Ехали основательно, не торопясь. На остановках часто беседовали. Генерал, хорошо отдохнувший и подлечившийся, доволен был тем, как протекла поездка; путешествие это и в особенности полувоенная обстановка его молодили: годик за годиком не без удовольствия скидывал он по дороге. В нем просыпался старый кавалерист, и как-то под вечер он поманил к себе одного из казаков, лошадь которого давно уже ему приглянулась.

– А ну-ка…

Казак понял тотчас – с полуслова, с полудвижения и, как яблоко с дерева, мягко скатился на землю.

– Прикажете вашего вороного седлать, ваше высокопревосходительство? – спросил он, себя самого проверяя.

Раевский повторил едва уловимое движение пальцем к серому мерину.

– А это есть лучший конь между казачьих коней, – заговорил казак, сильно обрадованный тем, что так точно с самого начала понял распоряжение генерала; своим конем он гордился. – Изволите сесть, ваше высокопревосходительство?

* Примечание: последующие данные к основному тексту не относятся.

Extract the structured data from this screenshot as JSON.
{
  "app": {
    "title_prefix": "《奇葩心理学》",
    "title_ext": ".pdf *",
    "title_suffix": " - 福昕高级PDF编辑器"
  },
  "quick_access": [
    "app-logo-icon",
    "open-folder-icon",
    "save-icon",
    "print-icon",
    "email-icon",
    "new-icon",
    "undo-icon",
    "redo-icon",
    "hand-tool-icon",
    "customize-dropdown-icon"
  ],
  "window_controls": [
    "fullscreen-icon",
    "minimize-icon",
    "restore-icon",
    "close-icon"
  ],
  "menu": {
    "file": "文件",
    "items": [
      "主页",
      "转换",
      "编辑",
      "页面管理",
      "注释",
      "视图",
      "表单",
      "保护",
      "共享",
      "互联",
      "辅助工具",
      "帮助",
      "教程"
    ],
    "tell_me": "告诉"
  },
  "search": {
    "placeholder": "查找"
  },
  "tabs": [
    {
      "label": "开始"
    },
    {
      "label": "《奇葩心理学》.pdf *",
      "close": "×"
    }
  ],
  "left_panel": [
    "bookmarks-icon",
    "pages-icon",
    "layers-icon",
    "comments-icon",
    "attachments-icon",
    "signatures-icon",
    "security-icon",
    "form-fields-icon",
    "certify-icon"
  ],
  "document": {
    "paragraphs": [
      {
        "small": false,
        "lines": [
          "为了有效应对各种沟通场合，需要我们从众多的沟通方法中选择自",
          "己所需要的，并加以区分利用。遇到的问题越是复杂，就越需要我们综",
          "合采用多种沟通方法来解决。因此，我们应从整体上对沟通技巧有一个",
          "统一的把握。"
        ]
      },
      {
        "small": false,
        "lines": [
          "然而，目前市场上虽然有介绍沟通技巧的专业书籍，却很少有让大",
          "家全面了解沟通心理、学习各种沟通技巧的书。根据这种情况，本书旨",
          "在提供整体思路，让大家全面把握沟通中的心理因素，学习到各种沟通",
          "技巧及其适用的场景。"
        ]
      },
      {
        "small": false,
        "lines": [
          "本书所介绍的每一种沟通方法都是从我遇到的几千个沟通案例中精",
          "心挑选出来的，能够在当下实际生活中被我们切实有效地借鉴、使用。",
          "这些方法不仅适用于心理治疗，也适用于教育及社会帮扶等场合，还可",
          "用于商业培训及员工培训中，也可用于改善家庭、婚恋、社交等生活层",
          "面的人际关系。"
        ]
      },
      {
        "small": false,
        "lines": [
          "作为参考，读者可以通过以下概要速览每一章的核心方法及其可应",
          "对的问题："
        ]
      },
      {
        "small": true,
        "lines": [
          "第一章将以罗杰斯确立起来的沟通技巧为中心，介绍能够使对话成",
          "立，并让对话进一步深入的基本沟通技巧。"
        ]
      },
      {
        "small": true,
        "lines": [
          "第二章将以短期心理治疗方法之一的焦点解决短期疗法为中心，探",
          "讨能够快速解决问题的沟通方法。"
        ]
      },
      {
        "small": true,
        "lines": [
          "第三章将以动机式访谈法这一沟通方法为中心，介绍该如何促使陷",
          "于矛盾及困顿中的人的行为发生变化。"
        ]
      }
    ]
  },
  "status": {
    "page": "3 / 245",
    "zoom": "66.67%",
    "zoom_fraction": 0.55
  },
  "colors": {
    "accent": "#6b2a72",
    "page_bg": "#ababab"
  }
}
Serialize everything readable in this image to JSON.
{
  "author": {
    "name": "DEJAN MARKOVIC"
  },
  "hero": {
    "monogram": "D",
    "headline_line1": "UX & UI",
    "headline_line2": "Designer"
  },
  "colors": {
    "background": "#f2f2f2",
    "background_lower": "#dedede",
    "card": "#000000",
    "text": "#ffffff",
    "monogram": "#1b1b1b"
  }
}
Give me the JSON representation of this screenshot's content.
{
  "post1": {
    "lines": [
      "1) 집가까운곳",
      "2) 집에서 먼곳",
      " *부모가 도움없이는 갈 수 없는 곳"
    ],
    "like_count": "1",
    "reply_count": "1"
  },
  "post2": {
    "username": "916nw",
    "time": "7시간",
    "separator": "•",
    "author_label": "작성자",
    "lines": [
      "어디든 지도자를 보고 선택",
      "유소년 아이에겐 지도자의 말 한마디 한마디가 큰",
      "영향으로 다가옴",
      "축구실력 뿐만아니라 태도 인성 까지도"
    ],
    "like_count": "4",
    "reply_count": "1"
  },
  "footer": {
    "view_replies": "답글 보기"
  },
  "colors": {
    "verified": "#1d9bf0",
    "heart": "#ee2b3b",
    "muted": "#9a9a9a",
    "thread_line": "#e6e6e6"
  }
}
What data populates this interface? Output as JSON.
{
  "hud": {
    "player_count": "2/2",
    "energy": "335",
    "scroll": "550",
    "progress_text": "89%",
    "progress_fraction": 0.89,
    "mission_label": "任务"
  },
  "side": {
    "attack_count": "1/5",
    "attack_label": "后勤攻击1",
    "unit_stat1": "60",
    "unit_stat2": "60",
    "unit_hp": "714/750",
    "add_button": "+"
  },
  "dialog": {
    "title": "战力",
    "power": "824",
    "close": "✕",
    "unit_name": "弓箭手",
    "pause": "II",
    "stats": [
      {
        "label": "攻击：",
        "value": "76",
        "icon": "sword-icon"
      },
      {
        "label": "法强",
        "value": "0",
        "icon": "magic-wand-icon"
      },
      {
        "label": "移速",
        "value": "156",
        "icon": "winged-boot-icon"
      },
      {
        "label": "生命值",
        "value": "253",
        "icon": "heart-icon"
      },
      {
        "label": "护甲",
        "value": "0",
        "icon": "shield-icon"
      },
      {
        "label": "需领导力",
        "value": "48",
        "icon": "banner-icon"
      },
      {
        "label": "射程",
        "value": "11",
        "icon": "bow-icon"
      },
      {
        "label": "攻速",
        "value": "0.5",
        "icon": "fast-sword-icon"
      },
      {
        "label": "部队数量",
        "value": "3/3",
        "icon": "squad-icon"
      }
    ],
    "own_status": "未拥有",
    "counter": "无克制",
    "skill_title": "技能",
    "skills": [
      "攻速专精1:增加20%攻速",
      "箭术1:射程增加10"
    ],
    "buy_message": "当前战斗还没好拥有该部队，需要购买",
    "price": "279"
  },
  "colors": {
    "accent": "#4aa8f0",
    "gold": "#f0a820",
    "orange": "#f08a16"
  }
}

– Поедешь со мной, – ответил Раевский и занес ногу в стремя.

Казаку тем временем подвели в поводу другого коня.

Степенно, пробуя лошадь, Николай Николаевич выехал – в голову своего небольшого отряда. Так он и следовал некоторое, недолгое, время, потихоньку горяча коня, но не давая ему воли, держа повод накоротке.

Дорога была пыльна и пряма; низкое солнце тепло золотило по обочинам жесткие, уже слегка уставшие за лето травы; мягко дышали, чуть розовея, облака на закате; ветер навстречу плыл легкий и ровный, зовущий. И вдруг, угадав свою молодую минуту, Раевский дал шпоры и вихрем понесся вперед…

Дамы невольно легонечко ахнули: так это было красиво и, хоть ожидали, – совсем неожиданно. Пушкин слегка побледнел и закусил крепко губу, чтобы сдержать себя, не поскакать следом за ординарцем, на какую-то долю секунды все ж запоздавшим. Через немного мгновений кровь с новою силой ударила в запылавшее его лицо. Медленно он подъехал к карете и, поймав восхищенный взгляд Марии, сказал ей:

– Мария, вашего отца я люблю.

Мария в ответ ничего не сказала, но у нее дрогнули губы.

Раевский не думал ни об эффекте, который мог произвести, ни о том, достаточно ли окреп после болезни и не даст ли себя знать старая рана в руке; он просто слушал, как в нем нарастает горячее молодое желание, и отдавался ему… Но когда наконец он помчался вовсю, вздымая за собою длинное розовое облако пыли, к нему, уже совершенно без дум, просто вернулась настоящая молодость. Он понимал теперь Пушкина; в этом порыве он был сейчас ему равен. И когда, насытив движением себя и коня, он возвращался назад уже ровным, размеренным шагом, а волосы, выбившись из-под фуражки, слегка щекотали его у виска, он – позабыв и чин, и года, и то, что на Пушкина про себя, случалось, подварчивал, – не то чтобы разрешил себе эту шалость или вольность, а просто она родилась у него непроизвольно. Генерал направил коня прямо к нему.

– Честь имею доложить, – сказал он, сдерживая улыбку, – дорога очищена от неприятеля.

И у Пушкина засветились глаза, когда он услышал этот самим им придуманный рапорт. Он ничего даже не нашелся сказать.

Зато Мария, сидевшая в карете у самого окна, выпрямилась, как насторожившаяся птичка. Ее полудетское сердце дрогнуло как-то по-новому. Она любовалась отцом, и, через него, по-особому мил показался и Пушкин: может быть, больше, чем мил… Но она не хотела даже и немых этих слов. Руки ее поднялись, кисти легли одна на другую и так, помедлив мгновение, упали опять на колени.